For part of an SBS documentary about walking, Hwang wanted to come to Albert Lea to find out about the success seen locally.

During a two-day visit to the city Thursday and Friday, Hwang and a cameraman tagged along on a walking school bus to Lakeview Elementary School, interviewed members of a walking moai, interviewed resident Kevin Boyer and met with city, business and project leaders.

Hwang said there are lots of sidewalks in Seoul and people know the health benefits of walking, but the percentage of people who actually do so is low. He wanted to explore if there were ways to motivate people to be active.

During an interview Friday at Pioneer Park, National Vitality Center leaders talked about the policy changes that took place first on a city level, encouraging complete streets and filling in sidewalk gaps.

Albert Lea Community Education Director Chris Chalmers said it has been important to provide as many positive alternatives as possible to people and then let them choose which path they will take.

Another major part about why the Vitality Project succeeded was all of the volunteers who stepped up to make events happen, National Vitality Center ambassador David Larson said.

While official participation in the project may be down in 2010, the message of the project has definitely spread to many people in the community, moai coordinator Nancy VanderWaerdt said. Many people are practicing the themes of the project on their own, with friends or as families.

Albert Lea-Freeborn County Chamber of Commerce Director Randy Kehr talked about how incorporating a culture of walking at work, for example, in turn spread into the other parts of the lives of those workers.
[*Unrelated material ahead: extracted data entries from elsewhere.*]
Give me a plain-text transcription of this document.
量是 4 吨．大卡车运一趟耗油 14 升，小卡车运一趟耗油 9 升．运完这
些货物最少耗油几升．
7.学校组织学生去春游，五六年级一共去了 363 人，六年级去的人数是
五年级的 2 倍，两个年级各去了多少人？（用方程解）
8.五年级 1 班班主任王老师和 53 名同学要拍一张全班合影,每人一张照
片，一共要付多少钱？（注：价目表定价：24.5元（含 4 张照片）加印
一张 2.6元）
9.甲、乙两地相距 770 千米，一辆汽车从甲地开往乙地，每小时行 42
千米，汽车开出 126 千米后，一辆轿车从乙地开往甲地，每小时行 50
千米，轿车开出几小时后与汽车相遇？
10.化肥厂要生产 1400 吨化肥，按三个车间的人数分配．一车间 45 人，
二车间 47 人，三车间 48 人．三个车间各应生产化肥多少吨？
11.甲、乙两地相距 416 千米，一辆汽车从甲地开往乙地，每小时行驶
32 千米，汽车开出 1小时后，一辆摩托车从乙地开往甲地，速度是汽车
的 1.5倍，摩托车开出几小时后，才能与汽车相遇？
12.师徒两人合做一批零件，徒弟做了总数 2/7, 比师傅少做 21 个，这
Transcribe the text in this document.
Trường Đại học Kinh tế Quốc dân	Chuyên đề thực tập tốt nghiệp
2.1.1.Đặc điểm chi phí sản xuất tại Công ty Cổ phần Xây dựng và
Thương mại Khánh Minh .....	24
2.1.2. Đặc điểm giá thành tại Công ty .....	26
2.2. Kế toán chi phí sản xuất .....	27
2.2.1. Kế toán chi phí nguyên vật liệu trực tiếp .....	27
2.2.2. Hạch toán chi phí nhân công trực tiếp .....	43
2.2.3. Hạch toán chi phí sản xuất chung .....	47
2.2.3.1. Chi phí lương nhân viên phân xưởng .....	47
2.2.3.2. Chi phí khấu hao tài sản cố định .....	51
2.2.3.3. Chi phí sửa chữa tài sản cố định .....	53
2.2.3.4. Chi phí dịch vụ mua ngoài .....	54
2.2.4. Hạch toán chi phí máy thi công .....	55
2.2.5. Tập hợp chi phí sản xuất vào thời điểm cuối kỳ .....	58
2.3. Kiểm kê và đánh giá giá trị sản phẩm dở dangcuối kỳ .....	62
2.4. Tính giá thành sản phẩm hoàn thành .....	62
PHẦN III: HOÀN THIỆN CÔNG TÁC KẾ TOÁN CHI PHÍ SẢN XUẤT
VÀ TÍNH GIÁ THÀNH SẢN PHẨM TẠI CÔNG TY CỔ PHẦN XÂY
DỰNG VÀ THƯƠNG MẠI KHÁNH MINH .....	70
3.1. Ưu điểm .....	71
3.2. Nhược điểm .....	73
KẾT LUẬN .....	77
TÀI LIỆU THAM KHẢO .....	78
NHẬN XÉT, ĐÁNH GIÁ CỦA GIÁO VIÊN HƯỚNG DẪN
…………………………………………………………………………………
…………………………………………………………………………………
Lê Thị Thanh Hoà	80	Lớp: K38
Hwang said he was impressed by the number of people who jumped on board with a walking program at Alliance Benefit Group, but he was disappointed that only 10 percent of children are now walking to school.

Chalmers pointed out that 10 percent is better than the 1 percent who were walking before the project.

Changes are being made a little at a time to undo the past 40 or 50 years of bad health decisions, Murtaugh said.

Albert Lea Community Development Director Bob Graham called the Koreans’ visit to the city as “international exposure to a vitality project that worked.”